The remake of the line is meant to coincide with the release of the fourth Transformers film, Age of Extinction, which hits theaters this coming summer. The line will include new packaging and branding that will be seen this week during the UK Toy Fair in London, England.
“Our retail partners, they are getting very excited,” said Joshua Lamb, the senior design director for the toy line. “This rethinking of the brand is setting the stage long-term.”
These new toys are expected to hit store shelves in May, a few weeks before Age of Extinction sees a theatrical release. Hasbro says it will build on the promotion for the movie with a marketing campaign of its own that will include ads on television and in theaters as well as on digital platforms, like mobile and social media.
A long-time fan of the Transformers, Mr. Goldner was convinced their story could be turned into a big-budget Hollywood movie and started campaigning the idea back in 2003, drawing the attention of Steven Spielberg.

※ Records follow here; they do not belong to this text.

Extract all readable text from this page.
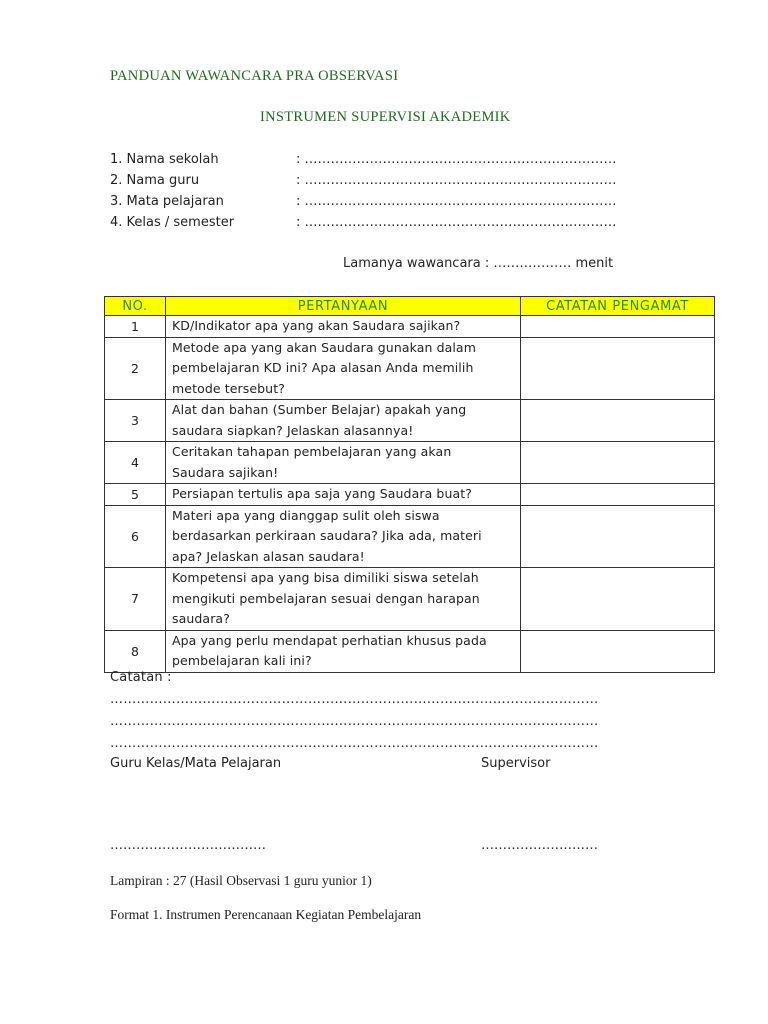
PANDUAN WAWANCARA PRA OBSERVASI
INSTRUMEN SUPERVISI AKADEMIK
1. Nama sekolah	: ………………………………………………………………
2. Nama guru	: ………………………………………………………………
3. Mata pelajaran	: ………………………………………………………………
4. Kelas / semester	: ………………………………………………………………
Lamanya wawancara : ……………… menit
NO.	PERTANYAAN	CATATAN PENGAMAT
1	KD/Indikator apa yang akan Saudara sajikan?	

2	Metode apa yang akan Saudara gunakan dalam
pembelajaran KD ini? Apa alasan Anda memilih
metode tersebut?	

3	Alat dan bahan (Sumber Belajar) apakah yang
saudara siapkan? Jelaskan alasannya!	

4	Ceritakan tahapan pembelajaran yang akan
Saudara sajikan!	

5	Persiapan tertulis apa saja yang Saudara buat?	

6	Materi apa yang dianggap sulit oleh siswa
berdasarkan perkiraan saudara? Jika ada, materi
apa? Jelaskan alasan saudara!	

7	Kompetensi apa yang bisa dimiliki siswa setelah
mengikuti pembelajaran sesuai dengan harapan
saudara?	

8	Apa yang perlu mendapat perhatian khusus pada
pembelajaran kali ini?	

Catatan :
…………………………………………………………………………………………………
…………………………………………………………………………………………………
…………………………………………………………………………………………………
Guru Kelas/Mata Pelajaran	Supervisor
………………………………	………………………
Lampiran : 27 (Hasil Observasi 1 guru yunior 1)
Format 1. Instrumen Perencanaan Kegiatan Pembelajaran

The first movie, released in 2007, made more than $700 million worldwide and was credited for moving Hasbro from a traditional toy-maker to a multimedia company.
In 2006, the year before the first movie was released, the Transformers brand generated $100 million in revenue, nearly all of it from toys. By 2012, sales from the property had nearly doubled, but merchandise accounted for only 79 percent of revenue; the rest came from new areas like digital media, movies and television and licensing.
"The new look should help bolster retail sales," said Jaime M. Katz, an analyst at Morningstar, adding that redesigns are expected these days. “Toys were much simpler 30 years ago,” she said. “Everything has to keep evolving.”
The toys’ streamlined transformations also address the need for instant gratification sought by children today, she said. “A toy like this gets them where they are going faster.”
Mr. Lamb did agree that the brand had gotten slightly off track over the years, but he assures collectors that Hasbro will continue to make complex Transformers for adult fans who have grown up with the line over the past 30 years. The new design being launched by the company is to help re-engage parents and children who found the transformations too complex and challenging.
The move to reduce the complexity of the toys extends to the branding, too. The property often has multiple toy lines on sale, reflecting various TV, movie and classic versions of the characters, leading to confusion in the toy aisle. Now, all Transformers toys will come under a single, bold logo.
The design of the packaging has been reduced to emphasize the toy and its action feature, leaving “as much space as possible to celebrate the characters,” said Jonathan Newkirk, the creative brand manager for Transformers.
“These are not necessarily the cheap tricks of marketing,” Mr. Newkirk said. “This is something that goes deeper than just the branding. We are trying to give the identity a voice in a very uncluttered way.”
Well, there you have it, Infinite Earths fans! A new era in Transformers toys appears ready to bow this year, on the brands 30th anniversary. While we will admit this sounded somewhat worrisome when we first heard the news, it is nice to see Hasbro is not forgetting the older fans of the brand and will continue to release more complex Transformers for those of us who have spent the last 3 decades growing up with these toys.
30 years later and it's still interesting to be a Transformers fan!